'In essence my pastels are an "extract", the remainders of an experience of beauty, wonder, or desire.'
The works of Onno Boerwinkel (Middelburg, 1950) speak a language of living tradition. He graduated in 1975 at the Rijksacademie van Beeldende Kunsten in Amsterdam. Boerwinkel starts painting with oil paint but switches mainly to pastels halfway through the 80's. This allows him to combine painting and drawing.
Boerwinkel does not use any well-defined technique and often works on various pastels simultaneously. This way he tries to stay passionate about the work at hand and avoids the risk of an artist' block. The final result is never predetermined, it flows naturally from the creative process. Boerwinkel applies various layers of pastelpaint that he fixates throughout the process. The artist scratches, rubs and polishes in his paintings to uncover the underlying colors. This creates a dynamic and lively surface that defines Boerwinkel's distinctive atmosphere in his work. When the work is to his liking he defines contours with charcoal.

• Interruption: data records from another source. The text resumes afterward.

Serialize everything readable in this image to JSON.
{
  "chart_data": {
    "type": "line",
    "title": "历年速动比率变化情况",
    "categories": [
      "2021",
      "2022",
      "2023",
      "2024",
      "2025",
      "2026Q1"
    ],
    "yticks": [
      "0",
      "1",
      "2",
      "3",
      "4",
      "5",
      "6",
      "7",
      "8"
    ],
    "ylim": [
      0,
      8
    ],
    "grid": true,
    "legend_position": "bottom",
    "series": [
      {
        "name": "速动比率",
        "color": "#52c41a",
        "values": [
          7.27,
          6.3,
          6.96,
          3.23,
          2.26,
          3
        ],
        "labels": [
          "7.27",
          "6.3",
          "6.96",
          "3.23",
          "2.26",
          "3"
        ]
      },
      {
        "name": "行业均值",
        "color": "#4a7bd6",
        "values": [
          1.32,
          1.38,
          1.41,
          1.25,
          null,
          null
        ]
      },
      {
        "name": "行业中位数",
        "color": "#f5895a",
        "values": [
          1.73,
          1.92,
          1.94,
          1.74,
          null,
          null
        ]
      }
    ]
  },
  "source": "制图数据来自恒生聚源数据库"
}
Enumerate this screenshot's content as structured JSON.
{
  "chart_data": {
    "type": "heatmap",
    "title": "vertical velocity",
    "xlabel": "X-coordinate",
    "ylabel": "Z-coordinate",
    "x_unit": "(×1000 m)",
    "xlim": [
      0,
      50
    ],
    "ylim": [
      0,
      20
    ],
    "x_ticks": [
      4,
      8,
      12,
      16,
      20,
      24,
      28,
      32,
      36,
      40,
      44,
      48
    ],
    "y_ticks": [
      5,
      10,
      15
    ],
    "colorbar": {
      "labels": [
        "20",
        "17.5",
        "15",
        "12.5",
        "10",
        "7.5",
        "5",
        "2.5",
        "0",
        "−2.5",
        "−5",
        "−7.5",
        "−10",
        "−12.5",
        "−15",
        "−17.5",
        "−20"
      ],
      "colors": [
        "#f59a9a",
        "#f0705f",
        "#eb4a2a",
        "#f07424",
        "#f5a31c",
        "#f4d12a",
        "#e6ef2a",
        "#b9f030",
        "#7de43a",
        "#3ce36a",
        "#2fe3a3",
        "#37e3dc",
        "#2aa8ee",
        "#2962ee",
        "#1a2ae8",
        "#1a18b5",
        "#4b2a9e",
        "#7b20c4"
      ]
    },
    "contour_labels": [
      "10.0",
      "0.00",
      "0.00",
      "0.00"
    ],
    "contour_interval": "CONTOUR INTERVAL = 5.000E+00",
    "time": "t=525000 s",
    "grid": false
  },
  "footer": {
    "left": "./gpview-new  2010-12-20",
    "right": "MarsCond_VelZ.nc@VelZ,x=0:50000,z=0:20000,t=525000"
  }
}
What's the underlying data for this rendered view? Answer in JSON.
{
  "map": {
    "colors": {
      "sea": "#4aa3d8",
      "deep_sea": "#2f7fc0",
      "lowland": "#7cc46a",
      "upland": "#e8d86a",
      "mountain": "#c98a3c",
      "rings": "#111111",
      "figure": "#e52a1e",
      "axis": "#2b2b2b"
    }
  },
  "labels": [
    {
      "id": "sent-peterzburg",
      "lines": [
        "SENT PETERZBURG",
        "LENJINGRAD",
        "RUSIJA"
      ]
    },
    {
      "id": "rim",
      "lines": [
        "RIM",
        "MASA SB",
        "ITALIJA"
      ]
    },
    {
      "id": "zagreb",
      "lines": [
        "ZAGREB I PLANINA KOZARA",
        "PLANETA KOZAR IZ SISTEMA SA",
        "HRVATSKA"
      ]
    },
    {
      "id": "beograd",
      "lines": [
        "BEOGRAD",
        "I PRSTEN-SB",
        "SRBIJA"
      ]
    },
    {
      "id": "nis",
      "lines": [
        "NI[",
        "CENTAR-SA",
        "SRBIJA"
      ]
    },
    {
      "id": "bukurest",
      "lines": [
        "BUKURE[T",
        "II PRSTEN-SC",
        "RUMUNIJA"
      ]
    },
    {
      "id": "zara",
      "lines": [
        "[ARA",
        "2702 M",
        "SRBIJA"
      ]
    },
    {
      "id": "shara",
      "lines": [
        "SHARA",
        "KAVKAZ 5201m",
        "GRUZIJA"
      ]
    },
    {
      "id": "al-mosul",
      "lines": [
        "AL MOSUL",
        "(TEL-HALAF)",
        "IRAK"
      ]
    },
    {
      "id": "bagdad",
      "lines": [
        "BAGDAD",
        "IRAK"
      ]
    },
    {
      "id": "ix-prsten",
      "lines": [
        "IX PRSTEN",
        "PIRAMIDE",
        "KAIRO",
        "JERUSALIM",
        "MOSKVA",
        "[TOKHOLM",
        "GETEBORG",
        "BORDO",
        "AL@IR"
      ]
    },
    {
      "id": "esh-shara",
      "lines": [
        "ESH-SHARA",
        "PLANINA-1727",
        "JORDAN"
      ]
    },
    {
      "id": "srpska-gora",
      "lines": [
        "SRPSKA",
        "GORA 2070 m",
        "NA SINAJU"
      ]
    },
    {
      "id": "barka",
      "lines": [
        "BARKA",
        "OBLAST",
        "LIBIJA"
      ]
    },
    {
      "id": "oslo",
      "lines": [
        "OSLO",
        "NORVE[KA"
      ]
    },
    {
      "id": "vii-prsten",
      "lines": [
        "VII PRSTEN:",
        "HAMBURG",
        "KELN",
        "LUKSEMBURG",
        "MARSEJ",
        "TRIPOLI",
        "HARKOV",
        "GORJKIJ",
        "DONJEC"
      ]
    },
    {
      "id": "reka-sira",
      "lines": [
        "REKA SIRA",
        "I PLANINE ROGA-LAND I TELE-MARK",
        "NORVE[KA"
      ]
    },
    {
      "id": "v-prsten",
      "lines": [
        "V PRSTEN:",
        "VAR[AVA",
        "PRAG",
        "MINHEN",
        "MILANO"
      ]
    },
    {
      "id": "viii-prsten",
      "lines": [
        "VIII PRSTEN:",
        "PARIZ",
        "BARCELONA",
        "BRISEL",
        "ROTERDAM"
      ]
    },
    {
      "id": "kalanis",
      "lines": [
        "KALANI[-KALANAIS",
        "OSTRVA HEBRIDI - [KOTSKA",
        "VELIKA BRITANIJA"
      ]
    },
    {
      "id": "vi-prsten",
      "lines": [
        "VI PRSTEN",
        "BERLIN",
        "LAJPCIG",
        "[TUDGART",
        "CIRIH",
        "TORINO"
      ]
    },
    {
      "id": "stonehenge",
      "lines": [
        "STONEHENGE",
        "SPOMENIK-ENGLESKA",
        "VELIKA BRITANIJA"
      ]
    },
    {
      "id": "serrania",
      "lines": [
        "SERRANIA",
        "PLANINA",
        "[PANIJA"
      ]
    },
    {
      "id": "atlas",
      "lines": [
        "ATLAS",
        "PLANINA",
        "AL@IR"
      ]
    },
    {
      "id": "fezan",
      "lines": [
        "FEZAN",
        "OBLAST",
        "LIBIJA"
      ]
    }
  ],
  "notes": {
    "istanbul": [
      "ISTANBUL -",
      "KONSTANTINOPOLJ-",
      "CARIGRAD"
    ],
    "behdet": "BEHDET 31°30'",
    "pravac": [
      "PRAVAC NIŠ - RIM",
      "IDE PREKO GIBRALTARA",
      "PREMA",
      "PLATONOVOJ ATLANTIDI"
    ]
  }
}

Boerwinkel wants to create a feeling of recognition with the viewer by painting everyday situations that he mainly finds in France and Italy. He is fascinated by the Mediterranean culture and lifestyle; places where it seems time has stood still. 'I believe in keeping traditions alive. Tradition mean communication and history. Or, rhetorically speaking: don't we just all want to keep the good things in life going?'
His unique pastel technique and his choice of subject matter convey his longing for the Romantic era and his affinity with nineteenth and early twentieth century art. In the end however, he manages to connect the world of today with times gone by.